Traditionally, optometrists perform exams, and, for the vast majority of customers, sell them their glasses/contacts as well (in many cases, through an affiliated, on premises optician). While there have been dispensaries that could sell eyewear without also performing the exam, there was a lot of friction in the process, much of it imposed by optometrists themselves.
[Related: Google is developing a smart contact lens]
Optometrists typically resist giving the customer his or her prescription, citing potential health issues if the prescription is used to source eyewear elsewhere. While this might be a valid concern, it’s also likely that the majority of optometrist revenue is realized by selling eyewear, not performing exams, so the reluctance to share prescriptions might be attributed more to income protection than to possible medical concerns.
With Opternative, customers can now source their eyewear from any provider…including, of course, an optician. However, it’s more likely that prospective customers will turn to a low-cost local provider, one that specializes in high volume and lower prices (and, of course, from online boutiques like Warby Parker).

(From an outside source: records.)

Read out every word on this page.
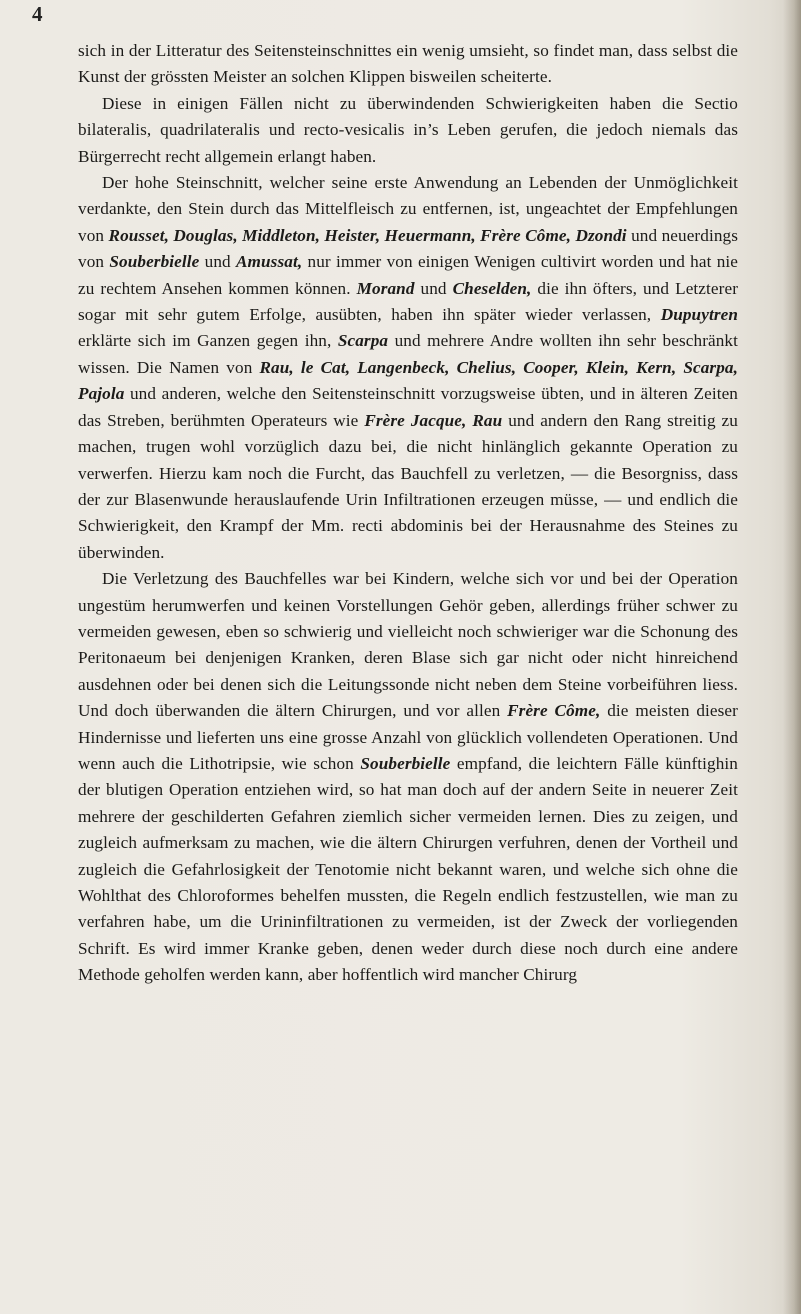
4

sich in der Litteratur des Seitensteinschnittes ein wenig umsieht, so findet man, dass selbst die Kunst der grössten Meister an solchen Klippen bisweilen scheiterte.

Diese in einigen Fällen nicht zu überwindenden Schwierigkeiten haben die Sectio bilateralis, quadrilateralis und recto-vesicalis in’s Leben gerufen, die jedoch niemals das Bürgerrecht recht allgemein erlangt haben.

Der hohe Steinschnitt, welcher seine erste Anwendung an Lebenden der Unmöglichkeit verdankte, den Stein durch das Mittelfleisch zu entfernen, ist, ungeachtet der Empfehlungen von Rousset, Douglas, Middleton, Heister, Heuermann, Frère Côme, Dzondi und neuerdings von Souberbielle und Amussat, nur immer von einigen Wenigen cultivirt worden und hat nie zu rechtem Ansehen kommen können. Morand und Cheselden, die ihn öfters, und Letzterer sogar mit sehr gutem Erfolge, ausübten, haben ihn später wieder verlassen, Dupuytren erklärte sich im Ganzen gegen ihn, Scarpa und mehrere Andre wollten ihn sehr beschränkt wissen. Die Namen von Rau, le Cat, Langenbeck, Chelius, Cooper, Klein, Kern, Scarpa, Pajola und anderen, welche den Seitensteinschnitt vorzugsweise übten, und in älteren Zeiten das Streben, berühmten Operateurs wie Frère Jacque, Rau und andern den Rang streitig zu machen, trugen wohl vorzüglich dazu bei, die nicht hinlänglich gekannte Operation zu verwerfen. Hierzu kam noch die Furcht, das Bauchfell zu verletzen, — die Besorgniss, dass der zur Blasenwunde herauslaufende Urin Infiltrationen erzeugen müsse, — und endlich die Schwierigkeit, den Krampf der Mm. recti abdominis bei der Herausnahme des Steines zu überwinden.

Die Verletzung des Bauchfelles war bei Kindern, welche sich vor und bei der Operation ungestüm herumwerfen und keinen Vorstellungen Gehör geben, allerdings früher schwer zu vermeiden gewesen, eben so schwierig und vielleicht noch schwieriger war die Schonung des Peritonaeum bei denjenigen Kranken, deren Blase sich gar nicht oder nicht hinreichend ausdehnen oder bei denen sich die Leitungssonde nicht neben dem Steine vorbeiführen liess. Und doch überwanden die ältern Chirurgen, und vor allen Frère Côme, die meisten dieser Hindernisse und lieferten uns eine grosse Anzahl von glücklich vollendeten Operationen. Und wenn auch die Lithotripsie, wie schon Souberbielle empfand, die leichtern Fälle künftighin der blutigen Operation entziehen wird, so hat man doch auf der andern Seite in neuerer Zeit mehrere der geschilderten Gefahren ziemlich sicher vermeiden lernen. Dies zu zeigen, und zugleich aufmerksam zu machen, wie die ältern Chirurgen verfuhren, denen der Vortheil und zugleich die Gefahrlosigkeit der Tenotomie nicht bekannt waren, und welche sich ohne die Wohlthat des Chloroformes behelfen mussten, die Regeln endlich festzustellen, wie man zu verfahren habe, um die Urininfiltrationen zu vermeiden, ist der Zweck der vorliegenden Schrift. Es wird immer Kranke geben, denen weder durch diese noch durch eine andere Methode geholfen werden kann, aber hoffentlich wird mancher Chirurg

How big a market is this? According to Essilor, the leading manufacturer and wholesale distributor of optical lenses in the U.S., more than half the adult population wears glasses (a number that only increases as people get older). By my back-of-the-envelope calculation, if one assumes an average cost of $250 per pair of glasses, this is potentially a more than $43 billion market. By reducing the role of the optometrist at the top of the eyewear value chain, Opternative could affect the direction and size of the revenue stream away from current market leaders to a new set of providers.
Put another way, by migrating a portion of the existing value chain from the physical to the cloud, there will be a huge impact across the entire industry.
Opternative represents how cloud computing is truly disrupting an existing industry. And it’s a good example of how replacing one part of an industry value chain with a cloud-based offering can have unexpected effects in parts of the industry that remain in the physical world. I believe that the company is one among many that will serve as catalysts to shake up established industries.
In other words, we’re in the early days of seeing how cloud computing is enabling the creation of entirely new ways of delivering value via digital-based offerings, often with surprising changes for everyone involved, from the product or service originator to the final end user.